I note the date because Christmas Eve has always been one of my favorite times of the entire year since childhood.

Especially early afternoon on Christmas Eve, when my brother Tim and I would see our Grandma and Grandpa Hawks – our biological father’s parents.

I never met nor even saw my biological father until an aunt shared a picture of him and my mom at their wedding at my maternal grandmother’s 80th birthday party.

The only father I ever knew and loved was Tony Hernandez. He gave Tim and me a new last name, family and future through adoption after marrying my mom following her divorce. What could I possibly want from my biological? Nothing.

Yet, every Christmas Eve, we saw his parents. Our grandparents, Al and Betty Hawks.

Their son (Tim’s and my biological father) wasn’t much to speak of, hence the divorce. (Trust me when I assure you that “not much to speak of” would win me the Understatement of the Year award.)

Yet they were as good and kind and decent and loving as any grandparents ever.

They’d stop by, spend a few hours with us, even bring gifts for our baby brother, Paul – my adoptive dad’s son with my mom. They loved my mom, still considered her their daughter-in-law, and adored my adoptive dad (no surprise, everybody did.)

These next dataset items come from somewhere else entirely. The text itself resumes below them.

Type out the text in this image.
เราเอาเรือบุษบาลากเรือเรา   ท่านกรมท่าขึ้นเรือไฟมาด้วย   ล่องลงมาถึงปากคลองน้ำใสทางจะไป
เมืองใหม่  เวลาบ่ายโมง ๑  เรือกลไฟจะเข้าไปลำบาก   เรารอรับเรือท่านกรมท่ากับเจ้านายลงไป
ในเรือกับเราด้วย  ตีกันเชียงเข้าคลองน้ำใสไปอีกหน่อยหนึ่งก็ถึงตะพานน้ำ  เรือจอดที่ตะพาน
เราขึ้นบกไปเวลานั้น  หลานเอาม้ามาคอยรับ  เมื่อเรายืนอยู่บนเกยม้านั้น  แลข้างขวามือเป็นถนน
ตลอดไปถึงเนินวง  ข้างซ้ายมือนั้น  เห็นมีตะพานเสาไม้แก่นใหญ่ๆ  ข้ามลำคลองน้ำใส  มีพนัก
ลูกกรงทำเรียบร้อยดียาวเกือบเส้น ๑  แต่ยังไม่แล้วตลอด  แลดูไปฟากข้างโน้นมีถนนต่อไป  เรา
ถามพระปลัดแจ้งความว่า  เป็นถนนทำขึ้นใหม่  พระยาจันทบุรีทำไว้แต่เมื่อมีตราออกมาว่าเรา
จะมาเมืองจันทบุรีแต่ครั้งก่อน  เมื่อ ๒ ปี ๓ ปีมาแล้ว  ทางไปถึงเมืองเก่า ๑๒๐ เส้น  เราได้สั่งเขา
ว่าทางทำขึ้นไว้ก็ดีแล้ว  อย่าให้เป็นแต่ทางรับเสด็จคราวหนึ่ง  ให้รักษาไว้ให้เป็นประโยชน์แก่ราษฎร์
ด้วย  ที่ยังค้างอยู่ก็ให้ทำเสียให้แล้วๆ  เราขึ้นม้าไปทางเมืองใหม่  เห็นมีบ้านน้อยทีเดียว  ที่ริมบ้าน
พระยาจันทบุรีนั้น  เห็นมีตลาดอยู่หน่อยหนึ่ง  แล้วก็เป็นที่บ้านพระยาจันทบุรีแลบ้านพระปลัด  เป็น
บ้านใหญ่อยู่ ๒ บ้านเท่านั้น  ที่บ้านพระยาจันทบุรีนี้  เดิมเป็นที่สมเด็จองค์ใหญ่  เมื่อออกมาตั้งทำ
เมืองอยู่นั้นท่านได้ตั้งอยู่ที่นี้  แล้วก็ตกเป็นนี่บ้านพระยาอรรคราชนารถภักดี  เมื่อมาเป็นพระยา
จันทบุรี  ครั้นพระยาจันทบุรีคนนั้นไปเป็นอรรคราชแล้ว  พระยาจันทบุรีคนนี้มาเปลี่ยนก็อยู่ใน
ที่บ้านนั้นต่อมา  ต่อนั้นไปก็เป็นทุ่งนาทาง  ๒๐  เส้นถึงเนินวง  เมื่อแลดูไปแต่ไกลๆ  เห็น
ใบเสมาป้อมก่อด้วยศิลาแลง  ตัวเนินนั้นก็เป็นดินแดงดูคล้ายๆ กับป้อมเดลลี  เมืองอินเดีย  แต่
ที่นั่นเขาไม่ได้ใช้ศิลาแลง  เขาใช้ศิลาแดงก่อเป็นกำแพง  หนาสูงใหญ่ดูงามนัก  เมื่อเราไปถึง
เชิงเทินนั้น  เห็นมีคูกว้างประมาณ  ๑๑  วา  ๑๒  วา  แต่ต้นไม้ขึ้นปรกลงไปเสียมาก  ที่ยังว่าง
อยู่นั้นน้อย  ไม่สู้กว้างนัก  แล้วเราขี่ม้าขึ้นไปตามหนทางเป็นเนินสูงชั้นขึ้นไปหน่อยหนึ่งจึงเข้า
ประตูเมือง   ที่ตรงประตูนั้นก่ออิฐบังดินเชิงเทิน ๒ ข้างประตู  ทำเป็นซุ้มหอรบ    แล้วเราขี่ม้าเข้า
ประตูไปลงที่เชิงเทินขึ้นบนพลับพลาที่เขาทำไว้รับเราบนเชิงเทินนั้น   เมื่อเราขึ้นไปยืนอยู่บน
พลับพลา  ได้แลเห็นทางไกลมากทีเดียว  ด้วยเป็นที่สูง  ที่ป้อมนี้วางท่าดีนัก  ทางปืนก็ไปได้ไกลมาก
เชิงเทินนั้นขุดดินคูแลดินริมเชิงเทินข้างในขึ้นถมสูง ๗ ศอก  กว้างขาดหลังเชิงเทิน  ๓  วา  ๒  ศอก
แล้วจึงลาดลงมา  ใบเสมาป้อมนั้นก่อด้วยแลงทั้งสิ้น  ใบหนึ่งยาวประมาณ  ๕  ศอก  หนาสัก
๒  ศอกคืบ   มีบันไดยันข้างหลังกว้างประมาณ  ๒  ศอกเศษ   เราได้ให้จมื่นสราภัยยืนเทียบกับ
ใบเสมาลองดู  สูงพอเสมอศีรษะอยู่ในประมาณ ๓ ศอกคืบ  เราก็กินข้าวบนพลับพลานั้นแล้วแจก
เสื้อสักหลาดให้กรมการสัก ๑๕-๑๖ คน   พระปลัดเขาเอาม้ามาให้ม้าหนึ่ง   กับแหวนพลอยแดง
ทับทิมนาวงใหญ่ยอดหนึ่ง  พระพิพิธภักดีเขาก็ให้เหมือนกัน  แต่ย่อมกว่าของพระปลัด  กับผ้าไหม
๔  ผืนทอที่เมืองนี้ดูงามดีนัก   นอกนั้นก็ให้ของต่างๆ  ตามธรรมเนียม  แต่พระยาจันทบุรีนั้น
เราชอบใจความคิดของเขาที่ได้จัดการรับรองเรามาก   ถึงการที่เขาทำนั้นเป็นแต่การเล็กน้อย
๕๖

Grandma Hawks died when I was in my early teens. I still saw my Grandpa Hawks a couple times when I was in high school and played in a jazz band at his church.

Those memories sparkle in my mind now, like a crystal ornament catching and bending and recasting the light from a nearby bulb.

Some might find this twisting of branches on the Christmas family tree odd. Strange. Maybe even wrong, somehow.

To which I’d say, “Then you don’t understand what ‘Family’ really is.”

My understanding of, and appreciation for “family” — immediate, extended, genetic, generic, by blood or just background — didn’t end with Grandma and Grandpa Hawks, either.

After they left each Christmas Eve, my brothers and I would take a nap in the early evening (of course, as kids knowing what was coming, we didn’t really sleep so much as just lay still for a few hours.)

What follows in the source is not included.